The California Energy Commission is giving 15 percent more rebates, around $500, for solar arrays facing west than those pointing south.  Studies showed that doing so can increase solar power production by around half as the sun sets, when power demand starts to peak (see the duck curve below).  CAISO-duck_curve

“Even though it is less energy on an annual basis, it’s more valuable from an air pollution perspective,” said David Hochschild, the Commission’s member who specializes in renewable energy.

This is in line with a study released in November by Pecan Street Research we previously featured on The Green Optimistic. According to the study, although south-facing solar systems produce more energy, those facing west produce the most usable energy.  75 percent of the power produced by west-facing panels is used on site.
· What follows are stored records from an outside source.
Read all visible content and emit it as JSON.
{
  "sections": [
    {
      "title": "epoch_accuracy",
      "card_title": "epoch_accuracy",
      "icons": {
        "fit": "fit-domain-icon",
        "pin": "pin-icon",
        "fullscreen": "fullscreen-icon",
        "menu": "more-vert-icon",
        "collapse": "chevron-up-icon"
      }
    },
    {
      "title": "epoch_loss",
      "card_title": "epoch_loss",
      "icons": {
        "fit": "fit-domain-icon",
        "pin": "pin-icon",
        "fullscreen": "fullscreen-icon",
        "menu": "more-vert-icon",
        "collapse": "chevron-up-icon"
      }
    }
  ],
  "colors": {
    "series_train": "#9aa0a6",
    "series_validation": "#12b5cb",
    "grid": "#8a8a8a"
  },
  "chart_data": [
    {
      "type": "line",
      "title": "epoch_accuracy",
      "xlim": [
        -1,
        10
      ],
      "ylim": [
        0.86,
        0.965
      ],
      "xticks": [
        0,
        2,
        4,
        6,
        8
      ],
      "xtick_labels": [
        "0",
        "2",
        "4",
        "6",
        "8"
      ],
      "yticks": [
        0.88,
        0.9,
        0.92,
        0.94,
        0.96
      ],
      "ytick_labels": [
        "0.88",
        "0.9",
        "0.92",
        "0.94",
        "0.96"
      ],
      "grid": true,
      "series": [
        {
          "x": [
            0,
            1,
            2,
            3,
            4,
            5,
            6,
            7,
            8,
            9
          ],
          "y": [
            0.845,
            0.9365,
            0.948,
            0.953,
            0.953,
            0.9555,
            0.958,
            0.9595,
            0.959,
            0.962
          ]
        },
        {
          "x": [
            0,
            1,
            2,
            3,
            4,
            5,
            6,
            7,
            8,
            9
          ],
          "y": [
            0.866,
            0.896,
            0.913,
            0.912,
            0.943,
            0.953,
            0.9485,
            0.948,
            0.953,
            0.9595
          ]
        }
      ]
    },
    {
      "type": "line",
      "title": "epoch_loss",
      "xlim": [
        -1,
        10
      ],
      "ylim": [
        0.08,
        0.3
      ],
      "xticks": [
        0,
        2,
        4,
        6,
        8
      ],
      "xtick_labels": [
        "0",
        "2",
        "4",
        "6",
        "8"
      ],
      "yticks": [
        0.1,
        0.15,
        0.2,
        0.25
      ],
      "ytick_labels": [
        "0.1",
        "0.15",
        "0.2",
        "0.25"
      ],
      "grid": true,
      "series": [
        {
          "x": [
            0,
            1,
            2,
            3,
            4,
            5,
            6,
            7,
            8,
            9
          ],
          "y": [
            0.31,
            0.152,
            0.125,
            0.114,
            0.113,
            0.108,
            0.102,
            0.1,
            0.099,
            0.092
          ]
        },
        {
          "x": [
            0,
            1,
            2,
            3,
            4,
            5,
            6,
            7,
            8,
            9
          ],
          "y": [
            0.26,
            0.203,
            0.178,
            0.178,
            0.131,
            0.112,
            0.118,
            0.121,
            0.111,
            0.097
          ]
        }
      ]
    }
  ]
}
Home developers in California are already offering rooftop solar systems as standard equipment to help buyers offset electric power costs.  This year, around a hundred thousand new homes will be built across the state, so the solar panel installation rebate is a big deal.

Though the rebate will most likely accrue to the developers, new home buyers will also benefit from the change. A lot of the power generated from west oriented solar panels is generated during peak hours, when power rates are also high. Since more power is generated then, the home demands less of the peak priced electricity from the grid, resulting in a lower electricity bill.

The Golden State may be the first to promote west facing solar systems, but it won’t likely be the last.  Just the same, you don’t need to be a gold prospector of old to go west.